Lors de la campagne électorale de l’automne 2008, Jean Charest a promis une prime salariale de 3000 $ par années aux infirmières techniciennes et bachelières pendant leurs trois premières années d’exercice.
(La Presse, 18 nov. 2008 A11, Tristan Péloquin, « Charest promet 3000 $ de prime aux jeunes infirmières »).

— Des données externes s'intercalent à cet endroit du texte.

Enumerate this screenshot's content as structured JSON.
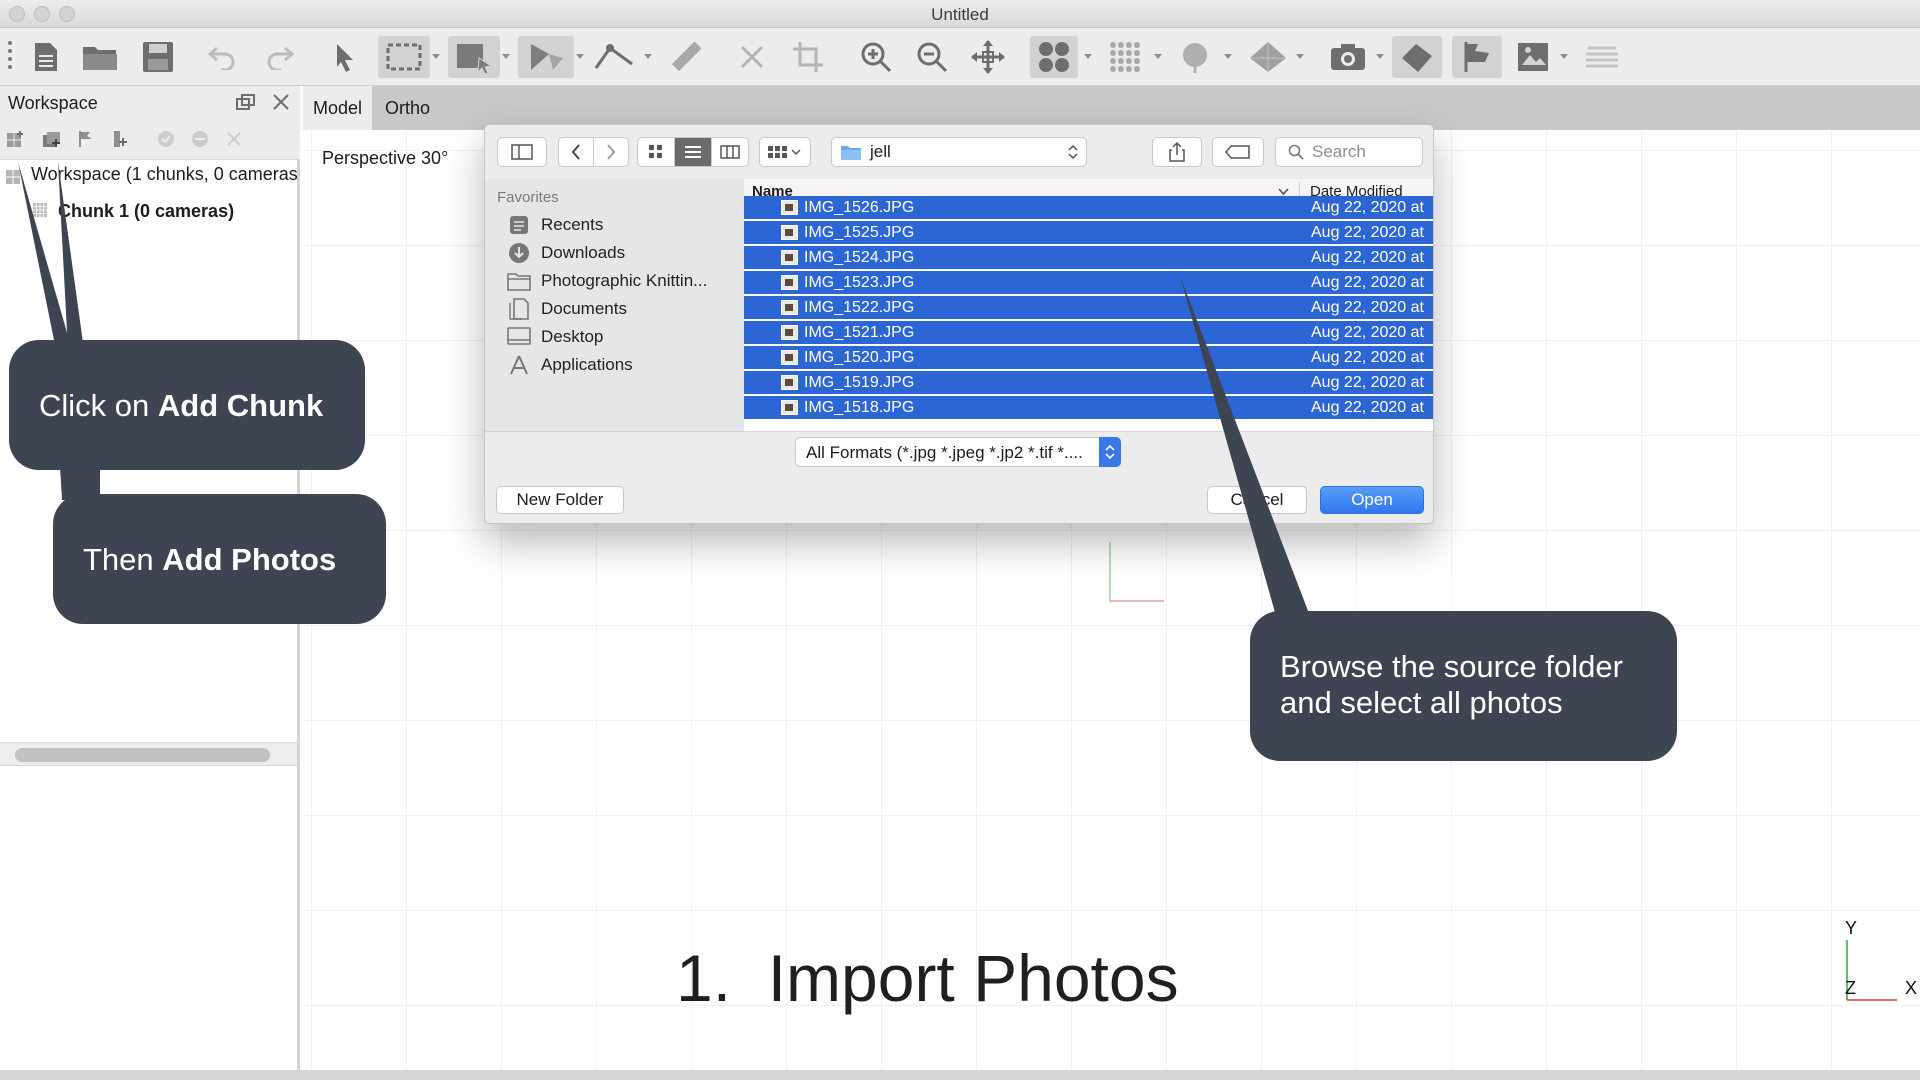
{
  "window": {
    "title": "Untitled"
  },
  "workspace": {
    "title": "Workspace",
    "root_label": "Workspace (1 chunks, 0 cameras",
    "chunk_label": "Chunk 1 (0 cameras)"
  },
  "tabs": [
    {
      "label": "Model"
    },
    {
      "label": "Ortho"
    }
  ],
  "viewport": {
    "perspective_label": "Perspective 30°",
    "axis_labels": {
      "y": "Y",
      "z": "Z",
      "x": "X"
    }
  },
  "dialog": {
    "folder": "jell",
    "search_placeholder": "Search",
    "favorites_header": "Favorites",
    "favorites": [
      {
        "label": "Recents",
        "icon": "recents-icon"
      },
      {
        "label": "Downloads",
        "icon": "downloads-icon"
      },
      {
        "label": "Photographic Knittin...",
        "icon": "folder-icon"
      },
      {
        "label": "Documents",
        "icon": "documents-icon"
      },
      {
        "label": "Desktop",
        "icon": "desktop-icon"
      },
      {
        "label": "Applications",
        "icon": "applications-icon"
      }
    ],
    "columns": {
      "name": "Name",
      "date": "Date Modified"
    },
    "files": [
      {
        "name": "IMG_1526.JPG",
        "date": "Aug 22, 2020 at"
      },
      {
        "name": "IMG_1525.JPG",
        "date": "Aug 22, 2020 at"
      },
      {
        "name": "IMG_1524.JPG",
        "date": "Aug 22, 2020 at"
      },
      {
        "name": "IMG_1523.JPG",
        "date": "Aug 22, 2020 at"
      },
      {
        "name": "IMG_1522.JPG",
        "date": "Aug 22, 2020 at"
      },
      {
        "name": "IMG_1521.JPG",
        "date": "Aug 22, 2020 at"
      },
      {
        "name": "IMG_1520.JPG",
        "date": "Aug 22, 2020 at"
      },
      {
        "name": "IMG_1519.JPG",
        "date": "Aug 22, 2020 at"
      },
      {
        "name": "IMG_1518.JPG",
        "date": "Aug 22, 2020 at"
      }
    ],
    "filter": "All Formats (*.jpg *.jpeg *.jp2 *.tif *....",
    "new_folder": "New Folder",
    "cancel": "Cancel",
    "open": "Open"
  },
  "callouts": {
    "chunk_prefix": "Click on ",
    "chunk_bold": "Add Chunk",
    "photos_prefix": "Then ",
    "photos_bold": "Add Photos",
    "browse_line1": "Browse the source folder",
    "browse_line2": "and select all photos"
  },
  "step_title": "1.  Import Photos",
  "colors": {
    "callout_bg": "#3f4452",
    "selection_blue": "#2c66d4",
    "open_button": "#3b82f0"
  }
}
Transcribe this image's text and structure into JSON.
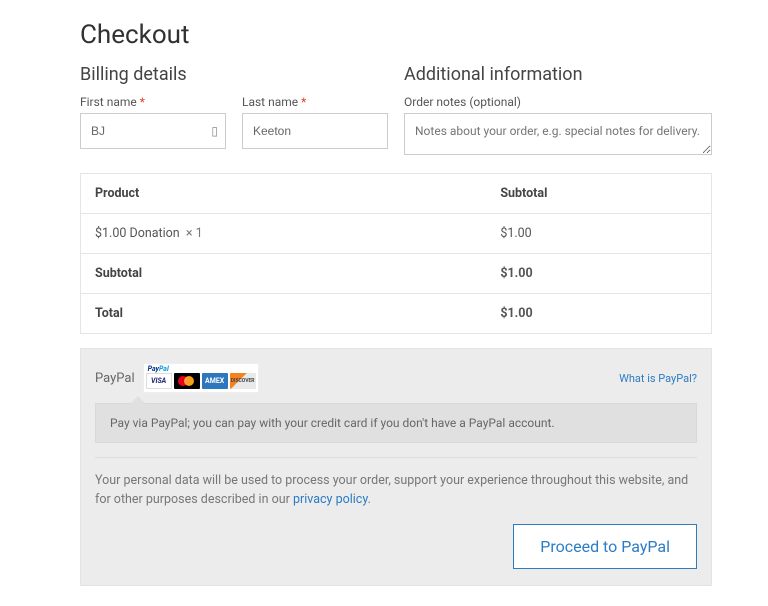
{
  "title": "Checkout",
  "billing": {
    "heading": "Billing details",
    "first_name_label": "First name",
    "last_name_label": "Last name",
    "required_marker": "*",
    "first_name_value": "BJ",
    "last_name_value": "Keeton"
  },
  "additional": {
    "heading": "Additional information",
    "notes_label": "Order notes (optional)",
    "notes_placeholder": "Notes about your order, e.g. special notes for delivery."
  },
  "order": {
    "headers": {
      "product": "Product",
      "subtotal": "Subtotal"
    },
    "rows": [
      {
        "name": "$1.00 Donation",
        "qty": "× 1",
        "amount": "$1.00"
      }
    ],
    "subtotal_label": "Subtotal",
    "subtotal_value": "$1.00",
    "total_label": "Total",
    "total_value": "$1.00"
  },
  "payment": {
    "method_label": "PayPal",
    "what_is": "What is PayPal?",
    "description": "Pay via PayPal; you can pay with your credit card if you don't have a PayPal account.",
    "cards": {
      "visa": "VISA",
      "amex": "AMEX",
      "discover": "DISCOVER"
    }
  },
  "privacy": {
    "text_a": "Your personal data will be used to process your order, support your experience throughout this website, and for other purposes described in our ",
    "link": "privacy policy",
    "text_b": "."
  },
  "button": {
    "proceed": "Proceed to PayPal"
  }
}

Une telle proposition va peut-être aider à résoudre partiellement le problème de recrutement de personnel infirmier. Mais pourquoi offrir une telle prime même aux nouvelles infirmières qui ont la chance de dénicher un poste de jour? Pourquoi ne pas offrir des primes aux infirmières expérimentées qui accepteraient de travailler dans des postes de nuit et de week-end? Ne serait-il pas plus indiqué d’offrir des primes là, et uniquement là, où elles sont requises; C’est à dire pour le travail de nuit et de week-end?
Pierre Guérin
(Ce texte a été originalement affiché sur mon blogue lecrible.blogspot.com, le 13 janvier 2009, sous le titre « « La pénurie d’infirmières est un problème complexe à régler ». Vraiment? »).